I'm referring to this: http://www.cse.chalmers.se/~uffe/clustered_shading_preprint.pdf there is also a video avaliable
">Is Clustered Forward Shading worth implementing?
I wouldn't implement it unless you're planning on using the types of scenes where it's shown to perform really well
But clustered-deferred seems to perform better than clustered-forward for scenes with tens of thousands of lights.
The thing is - has there ever been a case where you will need 30 thousand lights in a scene?
There is a global-illumination technique where you use reflective shadow maps to generate thousands of virtual point lights from every regular light source, which could easily create 30K lights in a scene.
Plus,won't it get bottlenecked by generating shadow maps for all the lights
If you need to generate shadow-maps en masse, you could use imperfect shadow maps to render thousands of shadow-maps simultaneously.

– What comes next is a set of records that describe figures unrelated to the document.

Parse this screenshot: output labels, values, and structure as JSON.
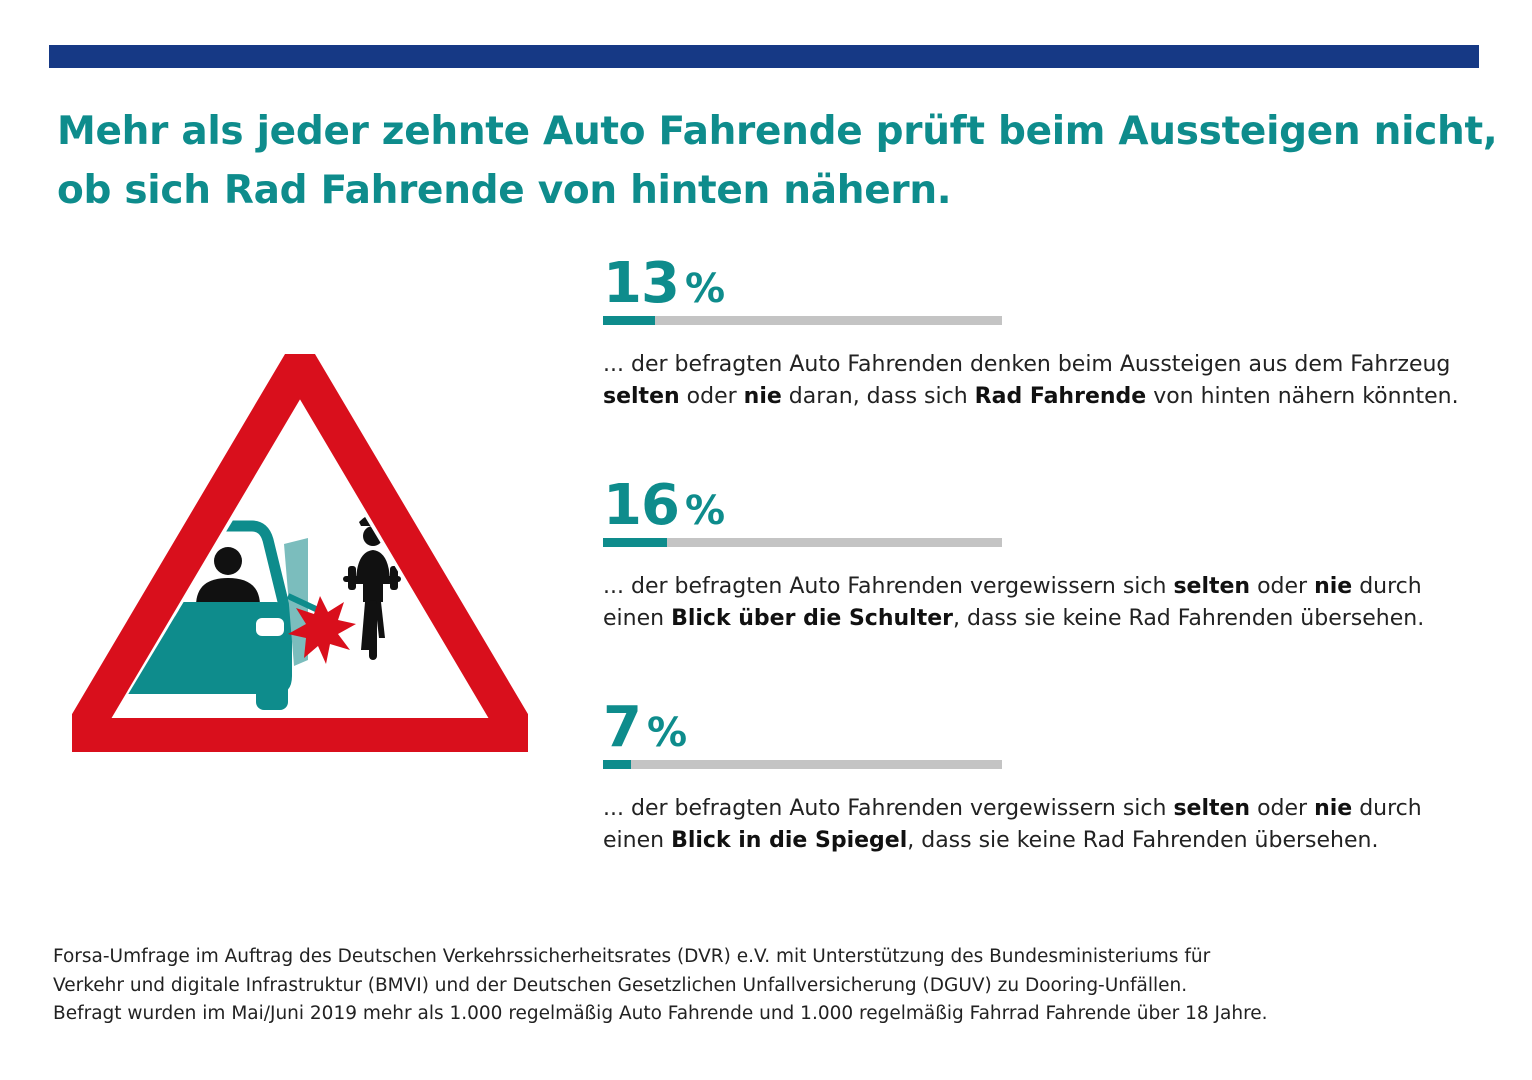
{
  "headline": {
    "line1": "Mehr als jeder zehnte Auto Fahrende prüft beim Aussteigen nicht,",
    "line2": "ob sich Rad Fahrende von hinten nähern."
  },
  "chart_data": {
    "type": "bar",
    "categories": [
      "denken beim Aussteigen selten oder nie daran, dass sich Rad Fahrende von hinten nähern könnten",
      "vergewissern sich selten oder nie durch einen Blick über die Schulter",
      "vergewissern sich selten oder nie durch einen Blick in die Spiegel"
    ],
    "values": [
      13,
      16,
      7
    ],
    "unit": "%",
    "ylim": [
      0,
      100
    ]
  },
  "stats": [
    {
      "value": "13",
      "unit": "%",
      "desc": [
        {
          "t": "... der befragten Auto Fahrenden denken beim Aussteigen aus dem Fahrzeug "
        },
        {
          "t": "selten",
          "b": true
        },
        {
          "t": " oder "
        },
        {
          "t": "nie",
          "b": true
        },
        {
          "t": " daran, dass sich "
        },
        {
          "t": "Rad Fahrende",
          "b": true
        },
        {
          "t": " von hinten nähern könnten."
        }
      ]
    },
    {
      "value": "16",
      "unit": "%",
      "desc": [
        {
          "t": "... der befragten Auto Fahrenden vergewissern sich "
        },
        {
          "t": "selten",
          "b": true
        },
        {
          "t": " oder "
        },
        {
          "t": "nie",
          "b": true
        },
        {
          "t": " durch einen "
        },
        {
          "t": "Blick über die Schulter",
          "b": true
        },
        {
          "t": ", dass sie keine Rad Fahrenden übersehen."
        }
      ]
    },
    {
      "value": "7",
      "unit": "%",
      "desc": [
        {
          "t": "... der befragten Auto Fahrenden vergewissern sich "
        },
        {
          "t": "selten",
          "b": true
        },
        {
          "t": " oder "
        },
        {
          "t": "nie",
          "b": true
        },
        {
          "t": " durch einen "
        },
        {
          "t": "Blick in die Spiegel",
          "b": true
        },
        {
          "t": ", dass sie keine Rad Fahrenden übersehen."
        }
      ]
    }
  ],
  "footnote": {
    "line1": "Forsa-Umfrage im Auftrag des Deutschen Verkehrssicherheitsrates (DVR) e.V. mit Unterstützung des Bundesministeriums für",
    "line2": "Verkehr und digitale Infrastruktur (BMVI) und der Deutschen Gesetzlichen Unfallversicherung (DGUV) zu Dooring-Unfällen.",
    "line3": "Befragt wurden im Mai/Juni 2019 mehr als 1.000 regelmäßig Auto Fahrende und 1.000 regelmäßig Fahrrad Fahrende über 18 Jahre."
  },
  "colors": {
    "brand_blue": "#163985",
    "teal": "#0e8c8c",
    "bar_track": "#c4c4c4",
    "sign_red": "#d90f1c"
  },
  "icons": [
    "warning-triangle-icon",
    "car-icon",
    "driver-icon",
    "cyclist-icon",
    "impact-burst-icon"
  ]
}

One thing I like about the tiled Clustered is that it become "cheaper" to handle transparent object. In the case of tiled deferred you have to build 2 lists, one that used the depth buffer for the light culling and one without. So yo can have a massive overhead on the transparent pass. With clustered 1 culling is necessary.
But again that depend of the light count (also clustered is a heavier in term of memory size if I'm correct) and the scene.
Also at the Siggraph Asia , they were a presentation about a 2.5D culling techinque that you can find here : https://sites.google.com/site/takahiroharada/
http://www.cse.chalmers.se/~olaolss/get_file.php?filename=clustered_forward_demo.zip here's the demo,if you don't trust the direct link you can get it here http://www.cse.chalmers.se/~olaolss/main_frame.php?contents=publication&id=tiled_clustered_forward_talk
deferred shading is really unhandy when it comes to anti aliasing and lighting transparent objects is not solved in this approach.
forward shading is the way to go, I expect in the next generation consoles to go back to it. I use a similar approach on my phone engines, I've a view space aligned 3d grid (texture) that has a 'count' and 'offset' value per voxel, that I use to index into a texture containing the light sources that affect that voxel. the grid creation is done every frame on CPU, I don't have 30k of lights, but I run with antialiasing, I use the same shader for solid and transparent objects, very convenient to use, I can even assign this texture on the vertexshader for lighting particles in a cheap way.
one problem you still have is to apply shadows/projectors, it's solveable by having an atlas and store more data per lightsource (projection matrix, offsets,extends etc), but it makes quite a lot of overhead.
Forward+ is the new rave.
It allows MSAA, transparency, multiple brdfs, and most applications end up being faster than tile based deferred. The only caveat is that if you're vertex shader bound (or cpu bound), that extra early z pass will hurt you. You can avoid it, but then you will have to limit the ammount of lights in the scene because you can't depth-cull it (but at least you can cull them per tile). Also you'll have to evaluate if stream out is viable to reuse processed vertices and save CPU & Vertex Shader (at the cost of memory & bandwidth).
Note that Forward+ (aka Clustered Forward, Light Indexed Deferred) is a very new topic and there's a lot of research coming up this year.
Must reads:
Light Indexed Deferred Rendering, Matt Pettineo, 2012
http://mynameismjp.wordpress.com/2012/03/31/light-indexed-deferred-rendering/
A 2.5D CULLING FOR FORWARD+ AMD, Takahiro Harada, 2012
https://sites.google.com/site/takahiroharada/storage/2012SA_2.5DCulling.pdf?attredirects=0
Clustered Deferred and Forward Shading, Olsson, Billeter, Assarsson, 2012
http://www.cse.chalmers.se/~olaolss/main_frame.php?contents=publication&id=clustered_shading
the Z-prepass worries me,does that mean I have to do the tessellation twice as well?(tessellation already hits my FPS big time)
but tesselated geometry has another problem, you cover a lot of pixel just partially when AA is enabled, that increases the costs a lot in the pixelshader. something like POM might scale way better.